1.6. KONFLIK BERDASARKAN POSISI PELAKU


Konflik berdasarkan posisi pelaku yang berkonflik, antara lain :
a. Konflik vertikal, konflik antar komponen masyarakat didalam suatu struktur
yang bersifat hirarkis.
b. Konflik horisontal,konflik antara individu atau kelompok yang memiliki
kedudukan relatif sama.
c.
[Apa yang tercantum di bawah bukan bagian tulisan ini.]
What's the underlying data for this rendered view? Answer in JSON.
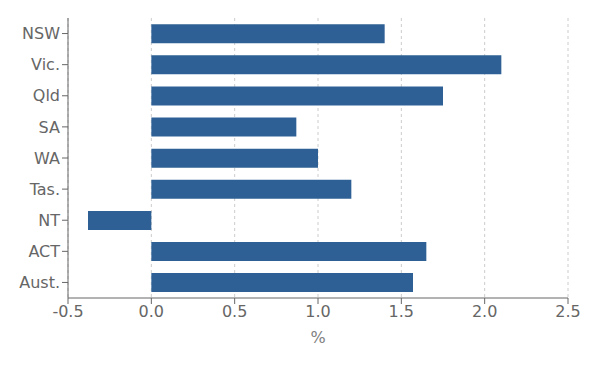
{
  "chart_data": {
    "type": "bar",
    "orientation": "horizontal",
    "categories": [
      "NSW",
      "Vic.",
      "Qld",
      "SA",
      "WA",
      "Tas.",
      "NT",
      "ACT",
      "Aust."
    ],
    "values": [
      1.4,
      2.1,
      1.75,
      0.87,
      1.0,
      1.2,
      -0.38,
      1.65,
      1.57
    ],
    "color": "#2E6096",
    "xlabel": "%",
    "xlim": [
      -0.5,
      2.5
    ],
    "xticks": [
      -0.5,
      {
        "value": 0,
        "label": "0.0"
      },
      0.5,
      {
        "value": 1,
        "label": "1.0"
      },
      1.5,
      {
        "value": 2,
        "label": "2.0"
      },
      2.5
    ],
    "grid": true
  }
}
Konflik diagonal, merupakan konflik yang terjadi karena adanya
ketidakadilan aloksi sumber daya ke seluruh organisasi sehingga
menimbulkan pertentangan ekstrim.

1.7. DAMPAK TERJADINYA KONFLIK


Dampak sebuah konflik memiliki 2 sisi yang berbeda yaitu dilihat dari segi positif
dan dari segi negatif.
 Segi positif dari konflik adalah sebagai berikut:
- Konflik dapat memperjelas aspek-aspek kehidupan yang belum jelas atau
masih belum tuntas di telaah.
- Konflik memungkinkan adanya penyesuaian kembali norma-norma, nila-
nilai, serta hubungan-hubungan sosial dalam kelompok bersangkutan dengan
kebutuhan individu atau kelompok.
- Konflik meningkatkan solidaritas sesama anggota kelompok yang sedang
mengalami konflik dengan kelompok lain.
- Konflik merupakan jalan untuk mengurangi ketergantungan antarindividu
dan kelompok.
- Konflik dapat membantu menghidupkan kembali norma-norma lama dan
menciptakan norma baru.
- Konflik dapat berfungsi sebagai sarana untuk mencapai keseimbangan antara
kekuatan-kekuatan yang ada di dalam masyarakat.
- Konflik memunculkan sebuah kompromi baru apabila pihak yang berkonflik
berada dalam kekuatan yang seimbang.
 Segi negatif dari konflik :
- Keretakan hubungan antarindividu dan persatuan kelompok.
- Kerusakan harta benda dan hilangnya nyawa manusia.
- Berubahnya kepribadian para individu.
- Munculnya dominasi kelompok pemenang atas kelompok yang kalah.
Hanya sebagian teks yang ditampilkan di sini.